In a sobering reminder that the patient as partner has been on healthcare’s agenda for more than a decade, Dr. Tessa Richards, of the British Medical Journal (BMJ) showed a BMJ cover entitled “Embracing partnership,” published back in 1999. Speaking as a patient from a country which doesn’t give patients access to their own health records, Richards called for new thinking and a new approach to medical education to help doctors, who stop listening on average 11 seconds into the consultation, to make the tough transition “from Gods to guides.” Meanwhile, the theme of partnership was explored across the disciplines: would pharma companies collaborate with each other to work with hospitals?

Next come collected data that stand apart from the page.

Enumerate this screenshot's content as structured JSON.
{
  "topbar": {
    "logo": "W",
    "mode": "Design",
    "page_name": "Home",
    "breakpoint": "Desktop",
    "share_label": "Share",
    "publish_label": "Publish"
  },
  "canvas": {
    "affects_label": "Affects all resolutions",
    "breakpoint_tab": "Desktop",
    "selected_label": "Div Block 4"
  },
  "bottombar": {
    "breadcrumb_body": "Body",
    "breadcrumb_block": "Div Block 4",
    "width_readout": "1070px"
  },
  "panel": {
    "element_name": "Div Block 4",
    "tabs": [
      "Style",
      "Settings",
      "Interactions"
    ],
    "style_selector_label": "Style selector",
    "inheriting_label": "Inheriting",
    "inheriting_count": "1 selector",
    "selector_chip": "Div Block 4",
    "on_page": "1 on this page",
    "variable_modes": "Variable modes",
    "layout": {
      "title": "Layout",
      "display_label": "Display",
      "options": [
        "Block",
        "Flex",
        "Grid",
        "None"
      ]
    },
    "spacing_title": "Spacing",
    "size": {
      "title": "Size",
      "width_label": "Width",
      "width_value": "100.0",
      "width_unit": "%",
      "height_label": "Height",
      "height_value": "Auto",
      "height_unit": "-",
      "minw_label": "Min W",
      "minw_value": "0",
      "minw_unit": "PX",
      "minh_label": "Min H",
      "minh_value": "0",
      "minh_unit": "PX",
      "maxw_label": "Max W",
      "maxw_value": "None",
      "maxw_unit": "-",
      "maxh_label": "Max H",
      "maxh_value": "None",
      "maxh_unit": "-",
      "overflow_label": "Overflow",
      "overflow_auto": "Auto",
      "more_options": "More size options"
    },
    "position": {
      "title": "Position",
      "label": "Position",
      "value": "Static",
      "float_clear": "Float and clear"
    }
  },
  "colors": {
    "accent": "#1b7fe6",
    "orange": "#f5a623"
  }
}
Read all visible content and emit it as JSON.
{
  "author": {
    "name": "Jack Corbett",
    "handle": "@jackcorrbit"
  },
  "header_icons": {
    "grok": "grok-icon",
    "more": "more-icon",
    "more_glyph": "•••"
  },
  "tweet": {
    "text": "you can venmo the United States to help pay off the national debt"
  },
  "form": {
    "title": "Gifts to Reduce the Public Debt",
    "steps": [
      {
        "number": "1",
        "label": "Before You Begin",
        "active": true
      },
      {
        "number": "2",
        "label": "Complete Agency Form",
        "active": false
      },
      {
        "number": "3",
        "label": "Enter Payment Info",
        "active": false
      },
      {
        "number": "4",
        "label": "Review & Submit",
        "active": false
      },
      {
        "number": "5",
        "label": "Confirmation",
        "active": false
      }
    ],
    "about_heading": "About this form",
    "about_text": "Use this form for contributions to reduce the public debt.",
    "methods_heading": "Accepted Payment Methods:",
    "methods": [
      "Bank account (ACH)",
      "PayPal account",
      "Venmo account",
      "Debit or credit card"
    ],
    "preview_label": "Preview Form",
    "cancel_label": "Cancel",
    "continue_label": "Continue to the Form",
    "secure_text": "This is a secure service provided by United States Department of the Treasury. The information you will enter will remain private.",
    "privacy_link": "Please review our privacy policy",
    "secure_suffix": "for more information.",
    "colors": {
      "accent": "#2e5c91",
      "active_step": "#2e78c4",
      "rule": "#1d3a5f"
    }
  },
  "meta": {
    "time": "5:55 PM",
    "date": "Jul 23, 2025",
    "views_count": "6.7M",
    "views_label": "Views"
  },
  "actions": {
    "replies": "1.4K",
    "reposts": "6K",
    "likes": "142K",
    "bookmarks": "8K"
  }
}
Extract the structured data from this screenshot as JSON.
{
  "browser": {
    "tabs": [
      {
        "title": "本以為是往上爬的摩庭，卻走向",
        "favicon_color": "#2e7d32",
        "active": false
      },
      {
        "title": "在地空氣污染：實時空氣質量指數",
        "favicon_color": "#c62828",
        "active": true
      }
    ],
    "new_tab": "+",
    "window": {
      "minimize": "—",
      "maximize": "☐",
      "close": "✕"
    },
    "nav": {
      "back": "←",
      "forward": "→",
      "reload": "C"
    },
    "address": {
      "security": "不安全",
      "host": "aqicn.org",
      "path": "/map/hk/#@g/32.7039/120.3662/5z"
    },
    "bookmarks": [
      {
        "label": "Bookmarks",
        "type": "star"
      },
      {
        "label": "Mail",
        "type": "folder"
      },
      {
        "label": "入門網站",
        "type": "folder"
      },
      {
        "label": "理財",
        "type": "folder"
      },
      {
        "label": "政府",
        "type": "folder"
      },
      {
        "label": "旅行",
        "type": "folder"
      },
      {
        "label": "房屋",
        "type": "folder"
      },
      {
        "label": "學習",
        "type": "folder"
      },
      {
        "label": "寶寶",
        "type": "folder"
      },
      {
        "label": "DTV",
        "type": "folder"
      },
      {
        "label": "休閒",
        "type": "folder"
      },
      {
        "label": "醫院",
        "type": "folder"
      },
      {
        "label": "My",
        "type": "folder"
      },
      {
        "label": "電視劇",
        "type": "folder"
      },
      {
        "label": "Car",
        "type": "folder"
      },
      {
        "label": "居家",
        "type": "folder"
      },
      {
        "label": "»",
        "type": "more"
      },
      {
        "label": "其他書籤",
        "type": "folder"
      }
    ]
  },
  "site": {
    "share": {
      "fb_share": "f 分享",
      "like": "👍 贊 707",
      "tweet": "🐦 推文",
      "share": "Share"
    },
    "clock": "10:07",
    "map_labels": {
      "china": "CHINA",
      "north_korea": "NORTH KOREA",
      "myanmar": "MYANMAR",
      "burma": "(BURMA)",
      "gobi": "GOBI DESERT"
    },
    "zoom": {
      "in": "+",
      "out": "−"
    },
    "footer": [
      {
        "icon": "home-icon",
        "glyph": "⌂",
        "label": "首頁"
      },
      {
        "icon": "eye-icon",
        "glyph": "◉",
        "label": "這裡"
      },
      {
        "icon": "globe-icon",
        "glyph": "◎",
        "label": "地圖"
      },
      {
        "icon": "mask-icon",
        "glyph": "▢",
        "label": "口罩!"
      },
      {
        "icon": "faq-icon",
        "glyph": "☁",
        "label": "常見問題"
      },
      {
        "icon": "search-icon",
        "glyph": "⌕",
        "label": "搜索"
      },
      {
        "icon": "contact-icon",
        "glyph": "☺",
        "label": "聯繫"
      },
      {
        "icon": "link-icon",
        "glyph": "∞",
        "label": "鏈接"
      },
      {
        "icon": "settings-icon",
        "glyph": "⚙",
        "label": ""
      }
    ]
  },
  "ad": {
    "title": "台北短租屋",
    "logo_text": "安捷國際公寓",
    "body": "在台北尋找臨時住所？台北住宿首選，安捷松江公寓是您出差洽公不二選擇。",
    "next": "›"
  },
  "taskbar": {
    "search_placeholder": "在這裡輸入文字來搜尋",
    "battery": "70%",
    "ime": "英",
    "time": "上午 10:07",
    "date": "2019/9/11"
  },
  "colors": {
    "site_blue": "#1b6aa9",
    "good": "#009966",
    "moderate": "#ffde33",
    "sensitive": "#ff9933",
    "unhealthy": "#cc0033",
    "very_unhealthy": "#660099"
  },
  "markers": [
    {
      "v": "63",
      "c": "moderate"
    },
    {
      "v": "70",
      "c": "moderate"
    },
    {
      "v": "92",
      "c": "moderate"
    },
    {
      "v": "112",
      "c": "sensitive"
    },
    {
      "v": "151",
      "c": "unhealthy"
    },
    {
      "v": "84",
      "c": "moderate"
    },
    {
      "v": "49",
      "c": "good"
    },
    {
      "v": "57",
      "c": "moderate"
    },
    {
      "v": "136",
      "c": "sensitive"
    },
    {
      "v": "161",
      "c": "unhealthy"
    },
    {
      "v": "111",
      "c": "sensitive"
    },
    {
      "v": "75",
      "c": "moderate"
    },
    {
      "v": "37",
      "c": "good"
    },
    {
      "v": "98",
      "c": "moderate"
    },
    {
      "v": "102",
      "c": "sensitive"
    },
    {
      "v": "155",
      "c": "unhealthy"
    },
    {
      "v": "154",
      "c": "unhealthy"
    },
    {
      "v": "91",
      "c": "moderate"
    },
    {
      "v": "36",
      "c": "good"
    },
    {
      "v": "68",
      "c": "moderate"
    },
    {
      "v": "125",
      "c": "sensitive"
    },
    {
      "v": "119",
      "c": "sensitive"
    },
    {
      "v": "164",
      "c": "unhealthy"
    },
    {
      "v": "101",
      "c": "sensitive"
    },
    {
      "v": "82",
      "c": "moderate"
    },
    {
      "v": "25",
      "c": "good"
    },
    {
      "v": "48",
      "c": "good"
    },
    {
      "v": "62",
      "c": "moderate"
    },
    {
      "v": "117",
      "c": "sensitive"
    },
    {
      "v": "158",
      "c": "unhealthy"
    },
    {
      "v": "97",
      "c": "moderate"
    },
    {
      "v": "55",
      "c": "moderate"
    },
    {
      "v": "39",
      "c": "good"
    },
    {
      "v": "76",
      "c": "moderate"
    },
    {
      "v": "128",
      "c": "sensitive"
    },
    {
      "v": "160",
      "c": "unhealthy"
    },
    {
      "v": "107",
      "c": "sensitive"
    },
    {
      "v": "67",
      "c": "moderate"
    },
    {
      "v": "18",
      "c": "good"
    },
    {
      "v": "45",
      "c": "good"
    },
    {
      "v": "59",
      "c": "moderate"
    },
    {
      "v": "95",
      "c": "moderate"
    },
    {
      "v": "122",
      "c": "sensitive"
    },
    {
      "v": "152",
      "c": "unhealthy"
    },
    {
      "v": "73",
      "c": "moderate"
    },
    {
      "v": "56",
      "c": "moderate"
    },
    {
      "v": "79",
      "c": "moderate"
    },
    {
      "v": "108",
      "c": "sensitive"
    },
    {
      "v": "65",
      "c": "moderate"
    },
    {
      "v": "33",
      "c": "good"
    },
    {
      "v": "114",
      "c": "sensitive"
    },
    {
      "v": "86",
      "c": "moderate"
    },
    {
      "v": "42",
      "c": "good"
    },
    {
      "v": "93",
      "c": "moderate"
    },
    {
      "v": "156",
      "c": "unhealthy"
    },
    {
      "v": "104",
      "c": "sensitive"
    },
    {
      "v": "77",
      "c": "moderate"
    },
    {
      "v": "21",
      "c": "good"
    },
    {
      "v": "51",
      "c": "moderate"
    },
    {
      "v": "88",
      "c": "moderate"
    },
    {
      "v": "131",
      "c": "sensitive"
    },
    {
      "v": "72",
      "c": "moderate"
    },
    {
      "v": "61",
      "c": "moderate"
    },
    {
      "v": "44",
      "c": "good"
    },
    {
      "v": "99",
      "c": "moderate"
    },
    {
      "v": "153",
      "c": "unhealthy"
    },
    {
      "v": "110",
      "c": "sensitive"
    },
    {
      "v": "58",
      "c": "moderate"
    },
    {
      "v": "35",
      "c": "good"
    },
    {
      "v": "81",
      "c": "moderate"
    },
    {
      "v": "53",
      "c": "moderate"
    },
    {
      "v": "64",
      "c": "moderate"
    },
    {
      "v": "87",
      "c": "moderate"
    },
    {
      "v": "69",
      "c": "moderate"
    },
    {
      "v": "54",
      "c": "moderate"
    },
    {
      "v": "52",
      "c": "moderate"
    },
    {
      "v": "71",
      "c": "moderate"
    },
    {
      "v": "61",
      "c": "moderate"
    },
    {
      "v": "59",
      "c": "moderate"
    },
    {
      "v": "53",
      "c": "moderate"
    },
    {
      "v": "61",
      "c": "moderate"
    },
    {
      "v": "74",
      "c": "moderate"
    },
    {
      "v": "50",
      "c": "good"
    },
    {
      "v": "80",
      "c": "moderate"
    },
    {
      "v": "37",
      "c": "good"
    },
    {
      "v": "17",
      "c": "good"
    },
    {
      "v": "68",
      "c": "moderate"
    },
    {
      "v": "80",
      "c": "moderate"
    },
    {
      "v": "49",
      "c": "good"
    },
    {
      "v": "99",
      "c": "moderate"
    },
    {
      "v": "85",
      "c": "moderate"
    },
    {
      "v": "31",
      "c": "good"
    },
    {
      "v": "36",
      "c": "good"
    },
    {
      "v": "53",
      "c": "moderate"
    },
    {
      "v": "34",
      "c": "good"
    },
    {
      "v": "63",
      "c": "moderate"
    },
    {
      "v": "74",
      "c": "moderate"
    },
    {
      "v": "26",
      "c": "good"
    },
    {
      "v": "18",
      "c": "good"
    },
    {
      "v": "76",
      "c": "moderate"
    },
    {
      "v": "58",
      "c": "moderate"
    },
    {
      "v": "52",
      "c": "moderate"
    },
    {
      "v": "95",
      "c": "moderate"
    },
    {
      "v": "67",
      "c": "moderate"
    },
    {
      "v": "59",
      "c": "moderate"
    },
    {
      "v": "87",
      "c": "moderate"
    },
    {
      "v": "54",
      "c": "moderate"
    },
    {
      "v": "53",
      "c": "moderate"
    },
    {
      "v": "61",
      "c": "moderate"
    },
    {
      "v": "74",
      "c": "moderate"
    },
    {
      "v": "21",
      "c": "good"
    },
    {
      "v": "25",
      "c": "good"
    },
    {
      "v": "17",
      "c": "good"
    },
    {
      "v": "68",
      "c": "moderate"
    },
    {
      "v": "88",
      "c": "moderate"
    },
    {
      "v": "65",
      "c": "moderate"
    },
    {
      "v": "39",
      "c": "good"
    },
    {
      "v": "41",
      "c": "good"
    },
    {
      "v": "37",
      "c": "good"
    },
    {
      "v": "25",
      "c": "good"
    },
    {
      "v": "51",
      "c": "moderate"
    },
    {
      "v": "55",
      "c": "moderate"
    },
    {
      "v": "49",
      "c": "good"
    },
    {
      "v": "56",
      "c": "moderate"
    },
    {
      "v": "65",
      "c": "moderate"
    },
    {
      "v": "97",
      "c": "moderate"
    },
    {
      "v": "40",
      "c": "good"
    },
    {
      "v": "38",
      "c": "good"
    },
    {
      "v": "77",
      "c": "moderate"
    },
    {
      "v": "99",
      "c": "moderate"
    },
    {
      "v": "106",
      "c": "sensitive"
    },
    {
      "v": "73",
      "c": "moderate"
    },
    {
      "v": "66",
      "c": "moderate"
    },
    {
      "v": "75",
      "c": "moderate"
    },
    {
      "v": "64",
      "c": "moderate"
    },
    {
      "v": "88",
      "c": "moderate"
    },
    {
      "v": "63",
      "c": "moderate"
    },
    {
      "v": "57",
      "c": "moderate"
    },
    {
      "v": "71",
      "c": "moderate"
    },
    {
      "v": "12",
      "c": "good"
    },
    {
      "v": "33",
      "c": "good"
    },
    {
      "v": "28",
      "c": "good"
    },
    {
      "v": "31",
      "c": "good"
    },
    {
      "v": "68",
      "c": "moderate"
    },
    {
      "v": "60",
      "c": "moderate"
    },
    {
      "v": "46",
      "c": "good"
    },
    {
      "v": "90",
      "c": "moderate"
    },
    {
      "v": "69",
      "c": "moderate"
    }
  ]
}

Most health apps aren’t used.
Finding out that many in the audience have more than 10 health Apps on their phones and don’t use most of them, Erik van der Zilden and Erich Taubert of Synappz Medical Apps, announced their solution – Papps, a personalized patient-specific medical app.
Privacy is ever at-risk
A patient advocate questioned the right of Carenity, France’s patient community to use patients verbatim – the site’s small print informs users it will do so. The first question to Blabla Doctor’s Jacques Durand plan to introduce photo-sharing on his Indonesia-based free online consultation service was: “What about privacy?” While one suggested future use for Google Glass to check on patient compliance lent the device an unsavoury new spying potential.
“Nobody is prepared for what’s coming next”
Not the doctors, nor the patients, nor the policymakers according to Dr. Bertalan Mesko who provided a glimpse into an at-once exciting and terrifying future, from miniature robots capable of releasing oxygen into blood in an emergency to a 3-D printer for organs. From Tellspec a tool to analyse food for calories and toxins to Withings, a DNA analysis to assess the chance of Diabetes 2, lung cancer or Crohn’s disease. Genomic data. The key is to integrate technology AND the human touch. “Whenever I use online channels, I am never alone. When every doctor can say that. That’s the biggest innovation for medicine.” And in a vote for Europe, Dr. Homero Rivas, of Stanford Medical School said Innovation happens outside the U.S. “We are more risk averse.”
The Start-up Winner: Medivizor
From a 7 competitor line-up including an e-cigarette to track and ultimately reduce your smoking – to a second opinion service for patients in Germany uncertain of their primary diagnosis, Medivizor – a bespoke information service providing the latest research updates, took home first prize in Doctors 2.0 Start-up competition. Ceo Tal Givoly designed the service to help people diagnosed with serious illnesses to get current and relevant information. “If you’re told you have breast cancer, you become a chronic web researcher. You type breast cancer into google, you get 135 million results. How does that help you? You don’t know what’s relevant, what’s current. It’s overwhelming.” Aiming to be “the voice of sanity,” Medivizor provides personalized health information – including The fine print – an analysis of potential research shortcomings or bias – and includes a “share with my doctor” feature.